Ogni esercizio si concentra su 6 distretti corporei distinti. I primi 2 Esercizi sono detti fondamentali: • esercizio della PESANTEZZA, che agisce sul rilassamento dei muscoli; • esercizio del CALORE, che agisce sulla dilatazione dei vasi sanguigni periferici; a cui si aggiungono i 4 Esercizi complementari: • esercizio del CUORE, che agisce sulla funzionalità cardiaca; • esercizio del RESPIRO, che agisce sull'apparato respiratorio; • esercizio del PLESSO SOLARE, che agisce sugli organi dell'addome; • esercizio della FRONTE FRESCA, che agisce a livello cerebrale. Attraverso il training autogeno si crea un crescente equilibrio psico-somatico che va ad agire sulle emozioni e sugli stati somatici legati alla contrazione di muscoli involontari, mediate dal Sistema Nervoso Autonomo. Gli esercizi infatti, diminuiscono l’attivazione psicofisiologica e quegli eccessi di alcuni ormoni, come l’adrenalina, che si riversano nel sangue in condizioni di stress.
Allo stesso modo l’allenamento autogeno permette di passare gradualmente ad una maggiore consapevolezza e controllo delle attività muscolari involontarie (es. respirazione), liberandole sempre di più del controllo volontario negativo che costringe a stati di stress alcuni muscoli volontari. Il carico di tensioni fisiche e psicologiche accumulate viene scaricato attraverso le cosiddette “scariche autogene”, ossia quei fenomeni transitori di origine psicologica o somatica che tendono a manifestarsi in modo decrescente fino a sparire completamente nel corso dell’allenamento autogeno e che sono connesse alla possibilità del T.A. di liberare e decongestionare le aree cerebrali sovraccaricate dallo stress. Per questo spesso, nelle fasi iniziali dello svolgimento degli esercizio di training autogeno, si possono verificare scariche motorie, uditive, vestibolari o ancora scariche affettive (emozioni di vario tipo positive o negative). Di qualunque tipo siano le scariche autogene esse in genere interessano aree somatiche (muscoli, vista, ecc.) o aree psicologiche (affetti, pensieri, ecc.) sovraccariche di tensione che in tal modo viene diminuita gradualmente.
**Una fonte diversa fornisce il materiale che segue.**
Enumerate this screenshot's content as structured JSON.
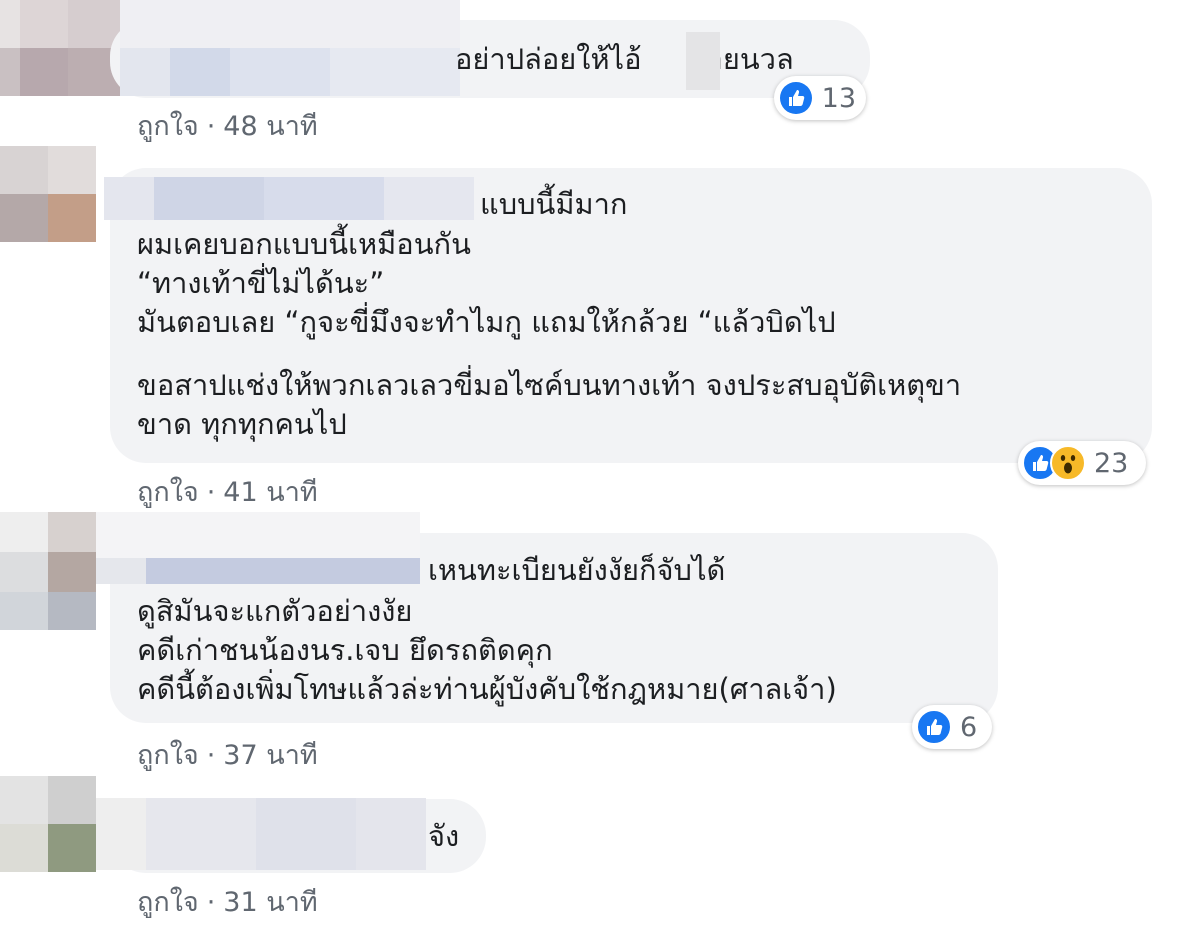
{
  "comments": [
    {
      "text": "อย่าปล่อยให้ไอ้     ลอยนวล",
      "like_label": "ถูกใจ",
      "time": "48 นาที",
      "reaction_count": "13"
    },
    {
      "lines": [
        "แบบนี้มีมาก",
        "ผมเคยบอกแบบนี้เหมือนกัน",
        "“ทางเท้าขี่ไม่ได้นะ”",
        "มันตอบเลย “กูจะขี่มึงจะทำไมกู แถมให้กล้วย “แล้วบิดไป",
        "ขอสาปแช่งให้พวกเลวเลวขี่มอไซค์บนทางเท้า จงประสบอุบัติเหตุขา",
        "ขาด ทุกทุกคนไป"
      ],
      "like_label": "ถูกใจ",
      "time": "41 นาที",
      "reaction_count": "23"
    },
    {
      "lines": [
        "เหนทะเบียนยังงัยก็จับได้",
        "ดูสิมันจะแกตัวอย่างงัย",
        "คดีเก่าชนน้องนร.เจบ ยึดรถติดคุก",
        "คดีนี้ต้องเพิ่มโทษแล้วล่ะท่านผู้บังคับใช้กฎหมาย(ศาลเจ้า)"
      ],
      "like_label": "ถูกใจ",
      "time": "37 นาที",
      "reaction_count": "6"
    },
    {
      "text": "จัง",
      "like_label": "ถูกใจ",
      "time": "31 นาที"
    }
  ],
  "meta_separator": "·",
  "colors": {
    "bubble": "#f2f3f5",
    "like_blue": "#1877f2",
    "wow_yellow": "#f7b928",
    "meta_gray": "#606770"
  },
  "icons": [
    "like-icon",
    "wow-icon"
  ]
}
Anche il training autogeno è in grado quindi di rappresentare un valido alleato alla cura farmacologica per il trattamento della fibromialgia, in particolare per il trattamento del mal di testa, dei disturbi del sonno ma anche per i disturbi della concentrazione e della memoria. Sappiamo che la cura alla fibromialgia deve essere sempre multidisciplinare. Accanto alla terapia farmacologia deve essere prevista una riabilitazione fisica graduale per aumentare la resistenza al dolore, accompagnata, se necessario, da un trattamento di psicoterapia. Spesso, infatti, i pazienti fibromialgici hanno subito seri traumi affettivi che devono essere approfonditi o vivono una condizione che li portano spesso a sviluppare una depressione reattiva alla malattia, dovuta a anni di dolore, insonnia, stanchezza che non migliora con il riposo, difficoltà di concentrazione e disturbi della memoria a breve termine, peregrinazioni da un medico all’altro prima di arrivare alla diagnosi e quindi a una cura, isolamento sociale e incomprensioni. In questi casi, una psicoterapia adeguata come la terapia dinamico-breve o la terapia cognitivo-comportamentale, integrata attraverso l’utilizzo del training autogeno e di altre tecniche di rilassamento, forniscono alla persona un supporto valido per contrastare le difficoltà della patologia, oltre che alleviarne così le sofferenze più importanti.